The amendment, proposed by Senate minority leader Bruce Tarr, a Republican from Gloucester, would specifically require “any document made or received’’ by the $1.6 billion retirement fund for transit workers to be considered a public record.
The measure appeared to go further than past, failed, efforts by the Legislature to require the T pension fund to follow the rules of other pensions for public workers.
It states that the rule would apply to the T retirement board, “or any other legal entity, public or private,’’ that receives funds from the MBTA for payment or administration of pensions.
The pension fund is organized as a private trust and has long refused to make its records public, beyond its yearly investment return and an annual report that generally is published 12 months after the end of each year.
Steve Crawford, a spokesman for the T pension board, declined to comment on the legislation.
The Senate version of the bill must still be matched with a House version that passed last year.
Steve Grossman, the former state treasurer who is one of three recent appointees by Governor Charlie Baker to the MBTA retirement board, said, “Having fully supported the application of open records at the T pension fund since I was appointed, I could not be more delighted by the passage of today’s amendment.’’
He also said, “The taxpayers of Massachusetts deserve complete transparency when their hard-earned dollars are being spent or invested.’’
Grossman, as treasurer, was chair of the larger state pension fund, which has $60 billion in assets and makes most of its records public.
Wall Street whistleblower Harry Markopolos and Boston University finance professor Mark Williams last summer delivered a critical report on the T pension’s finances to federal authorities. According to their findings, the pension fund may be overstating its assets by as much as $470 million.
The pension board has said it stands by its financial reports and hired an outside consultant to conduct an audit that is currently underway.
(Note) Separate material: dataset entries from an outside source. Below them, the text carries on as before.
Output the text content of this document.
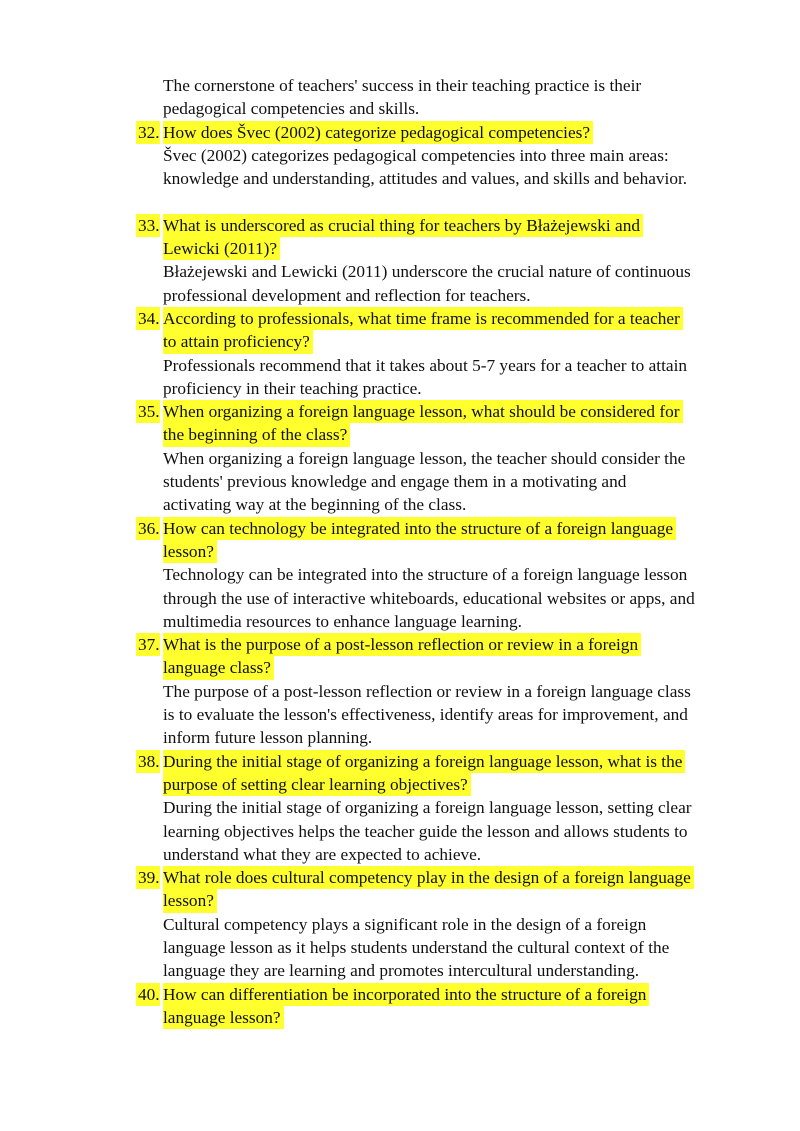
The cornerstone of teachers' success in their teaching practice is their
pedagogical competencies and skills.
32. How does Švec (2002) categorize pedagogical competencies?
Švec (2002) categorizes pedagogical competencies into three main areas:
knowledge and understanding, attitudes and values, and skills and behavior.
33. What is underscored as crucial thing for teachers by Błażejewski and
Lewicki (2011)?
Błażejewski and Lewicki (2011) underscore the crucial nature of continuous
professional development and reflection for teachers.
34. According to professionals, what time frame is recommended for a teacher
to attain proficiency?
Professionals recommend that it takes about 5-7 years for a teacher to attain
proficiency in their teaching practice.
35. When organizing a foreign language lesson, what should be considered for
the beginning of the class?
When organizing a foreign language lesson, the teacher should consider the
students' previous knowledge and engage them in a motivating and
activating way at the beginning of the class.
36. How can technology be integrated into the structure of a foreign language
lesson?
Technology can be integrated into the structure of a foreign language lesson
through the use of interactive whiteboards, educational websites or apps, and
multimedia resources to enhance language learning.
37. What is the purpose of a post-lesson reflection or review in a foreign
language class?
The purpose of a post-lesson reflection or review in a foreign language class
is to evaluate the lesson's effectiveness, identify areas for improvement, and
inform future lesson planning.
38. During the initial stage of organizing a foreign language lesson, what is the
purpose of setting clear learning objectives?
During the initial stage of organizing a foreign language lesson, setting clear
learning objectives helps the teacher guide the lesson and allows students to
understand what they are expected to achieve.
39. What role does cultural competency play in the design of a foreign language
lesson?
Cultural competency plays a significant role in the design of a foreign
language lesson as it helps students understand the cultural context of the
language they are learning and promotes intercultural understanding.
40. How can differentiation be incorporated into the structure of a foreign
language lesson?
State senator William Brownsberger, a Democrat from Belmont, opposed elements of the public records bill Thursday, including the amendment to make T pension records public.
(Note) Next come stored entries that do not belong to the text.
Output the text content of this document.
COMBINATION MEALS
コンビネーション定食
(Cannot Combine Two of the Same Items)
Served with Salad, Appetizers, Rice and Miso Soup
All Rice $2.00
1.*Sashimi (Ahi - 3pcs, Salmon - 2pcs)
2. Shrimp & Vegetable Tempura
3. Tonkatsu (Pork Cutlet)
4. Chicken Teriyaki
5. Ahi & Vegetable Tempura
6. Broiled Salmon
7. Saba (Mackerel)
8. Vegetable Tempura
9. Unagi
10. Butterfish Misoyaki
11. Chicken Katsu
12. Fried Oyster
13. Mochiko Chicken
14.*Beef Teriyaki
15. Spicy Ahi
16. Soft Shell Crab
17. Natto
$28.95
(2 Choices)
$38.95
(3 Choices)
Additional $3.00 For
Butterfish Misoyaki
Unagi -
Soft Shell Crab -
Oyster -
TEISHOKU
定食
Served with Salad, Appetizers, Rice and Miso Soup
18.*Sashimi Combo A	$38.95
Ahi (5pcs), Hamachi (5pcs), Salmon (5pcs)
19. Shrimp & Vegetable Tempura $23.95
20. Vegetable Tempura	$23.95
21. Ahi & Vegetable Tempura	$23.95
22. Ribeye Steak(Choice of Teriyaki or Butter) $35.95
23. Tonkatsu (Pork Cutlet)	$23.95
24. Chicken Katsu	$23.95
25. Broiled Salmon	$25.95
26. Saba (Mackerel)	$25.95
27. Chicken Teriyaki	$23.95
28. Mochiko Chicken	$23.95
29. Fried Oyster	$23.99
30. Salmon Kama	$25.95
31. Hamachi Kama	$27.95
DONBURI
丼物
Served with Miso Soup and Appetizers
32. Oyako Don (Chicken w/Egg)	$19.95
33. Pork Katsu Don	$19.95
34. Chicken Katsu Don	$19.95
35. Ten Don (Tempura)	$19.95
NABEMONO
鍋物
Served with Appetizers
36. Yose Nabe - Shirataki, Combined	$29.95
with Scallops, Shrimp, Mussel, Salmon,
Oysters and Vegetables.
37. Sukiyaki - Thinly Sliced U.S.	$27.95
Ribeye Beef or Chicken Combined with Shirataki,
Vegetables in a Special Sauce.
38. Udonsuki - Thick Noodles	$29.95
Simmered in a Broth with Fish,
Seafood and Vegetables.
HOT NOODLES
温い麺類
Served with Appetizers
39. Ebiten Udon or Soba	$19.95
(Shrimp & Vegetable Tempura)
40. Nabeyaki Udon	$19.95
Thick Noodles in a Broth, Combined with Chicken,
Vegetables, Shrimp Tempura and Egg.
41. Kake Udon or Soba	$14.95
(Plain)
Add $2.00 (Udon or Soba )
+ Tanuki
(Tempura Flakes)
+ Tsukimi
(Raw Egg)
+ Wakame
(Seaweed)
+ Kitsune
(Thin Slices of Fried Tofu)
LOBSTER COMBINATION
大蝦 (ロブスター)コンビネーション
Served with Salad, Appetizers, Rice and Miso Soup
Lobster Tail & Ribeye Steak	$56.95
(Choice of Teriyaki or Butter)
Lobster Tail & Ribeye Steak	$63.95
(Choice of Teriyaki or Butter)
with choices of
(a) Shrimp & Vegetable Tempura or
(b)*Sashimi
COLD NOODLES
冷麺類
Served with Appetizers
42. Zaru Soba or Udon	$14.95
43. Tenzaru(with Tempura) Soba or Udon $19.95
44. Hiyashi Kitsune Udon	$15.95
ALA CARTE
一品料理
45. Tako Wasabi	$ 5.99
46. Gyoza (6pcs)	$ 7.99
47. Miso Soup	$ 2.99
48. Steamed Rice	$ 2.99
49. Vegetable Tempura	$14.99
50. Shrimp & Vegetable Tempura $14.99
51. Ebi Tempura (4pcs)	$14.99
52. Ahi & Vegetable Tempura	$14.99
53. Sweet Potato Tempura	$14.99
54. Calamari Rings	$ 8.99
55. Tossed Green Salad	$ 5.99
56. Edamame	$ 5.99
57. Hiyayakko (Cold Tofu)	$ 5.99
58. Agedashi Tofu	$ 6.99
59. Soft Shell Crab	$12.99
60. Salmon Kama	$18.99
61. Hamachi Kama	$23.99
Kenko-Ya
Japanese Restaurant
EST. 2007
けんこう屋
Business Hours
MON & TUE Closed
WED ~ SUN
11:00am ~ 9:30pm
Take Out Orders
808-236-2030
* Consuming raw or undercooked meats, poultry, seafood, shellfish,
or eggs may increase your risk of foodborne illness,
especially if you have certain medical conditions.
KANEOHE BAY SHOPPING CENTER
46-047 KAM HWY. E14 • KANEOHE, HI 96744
In an interview after the session, Brownsberger said, “I opposed it because I think we’ve already been down this path and lost legally.’’ He said he does favor transparency.
Brownsberger in 2013 had himself proposed a measure to open the T pension’s records, but reversed his view on the matter a year later.
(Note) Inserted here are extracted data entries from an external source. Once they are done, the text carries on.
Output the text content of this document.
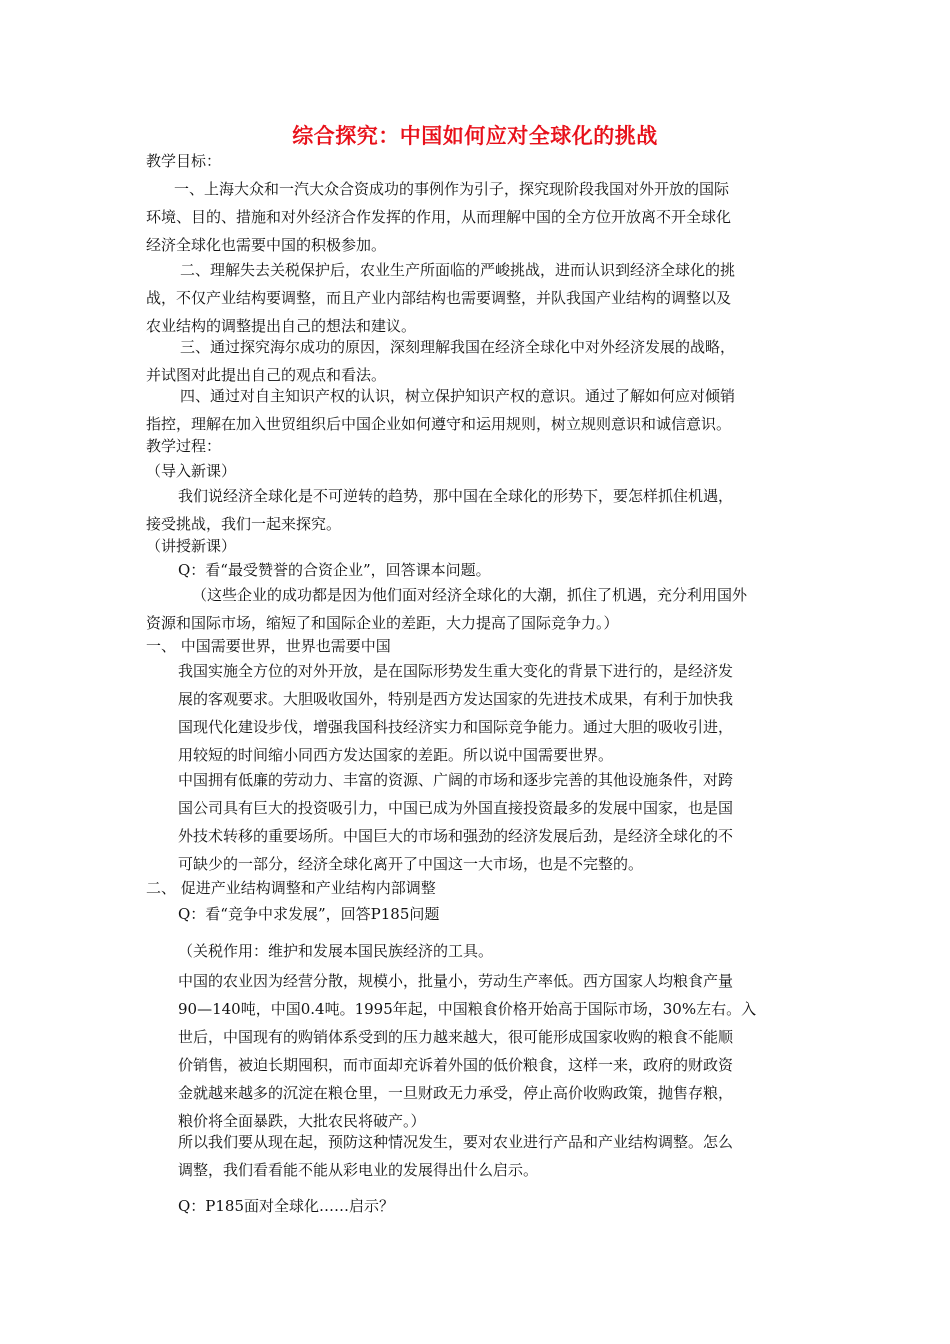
综合探究：中国如何应对全球化的挑战
教学目标：
一、上海大众和一汽大众合资成功的事例作为引子，探究现阶段我国对外开放的国际
环境、目的、措施和对外经济合作发挥的作用，从而理解中国的全方位开放离不开全球化
经济全球化也需要中国的积极参加。
二、理解失去关税保护后，农业生产所面临的严峻挑战，进而认识到经济全球化的挑
战，不仅产业结构要调整，而且产业内部结构也需要调整，并队我国产业结构的调整以及
农业结构的调整提出自己的想法和建议。
三、通过探究海尔成功的原因，深刻理解我国在经济全球化中对外经济发展的战略，
并试图对此提出自己的观点和看法。
四、通过对自主知识产权的认识，树立保护知识产权的意识。通过了解如何应对倾销
指控，理解在加入世贸组织后中国企业如何遵守和运用规则，树立规则意识和诚信意识。
教学过程：
（导入新课）
我们说经济全球化是不可逆转的趋势，那中国在全球化的形势下，要怎样抓住机遇，
接受挑战，我们一起来探究。
（讲授新课）
Q：看“最受赞誉的合资企业”，回答课本问题。
（这些企业的成功都是因为他们面对经济全球化的大潮，抓住了机遇，充分利用国外
资源和国际市场，缩短了和国际企业的差距，大力提高了国际竞争力。）
一、 中国需要世界，世界也需要中国
我国实施全方位的对外开放，是在国际形势发生重大变化的背景下进行的，是经济发
展的客观要求。大胆吸收国外，特别是西方发达国家的先进技术成果，有利于加快我
国现代化建设步伐，增强我国科技经济实力和国际竞争能力。通过大胆的吸收引进，
用较短的时间缩小同西方发达国家的差距。所以说中国需要世界。
中国拥有低廉的劳动力、丰富的资源、广阔的市场和逐步完善的其他设施条件，对跨
国公司具有巨大的投资吸引力，中国已成为外国直接投资最多的发展中国家，也是国
外技术转移的重要场所。中国巨大的市场和强劲的经济发展后劲，是经济全球化的不
可缺少的一部分，经济全球化离开了中国这一大市场，也是不完整的。
二、 促进产业结构调整和产业结构内部调整
Q：看“竞争中求发展”，回答P185问题
（关税作用：维护和发展本国民族经济的工具。
中国的农业因为经营分散，规模小，批量小，劳动生产率低。西方国家人均粮食产量
90—140吨，中国0.4吨。1995年起，中国粮食价格开始高于国际市场，30%左右。入
世后，中国现有的购销体系受到的压力越来越大，很可能形成国家收购的粮食不能顺
价销售，被迫长期囤积，而市面却充诉着外国的低价粮食，这样一来，政府的财政资
金就越来越多的沉淀在粮仓里，一旦财政无力承受，停止高价收购政策，抛售存粮，
粮价将全面暴跌，大批农民将破产。）
所以我们要从现在起，预防这种情况发生，要对农业进行产品和产业结构调整。怎么
调整，我们看看能不能从彩电业的发展得出什么启示。
Q：P185面对全球化……启示？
The state’s Supervisor of Public Records had ruled, in response to requests from the Globe and other news outlets, that the Brownsberger measure, passed as part of the state budget, was not specific enough.
Brownsberger helped craft a separate agreement with the Boston Carmen’s Union to release the amounts of pension payouts to members and to improve the fund’s annual report to meet a higher standard.
The Boston Globe is suing the T pension fund board to release records related to a $25 million hedge fund loss that it failed to disclose to the public or its retirees for more than two years.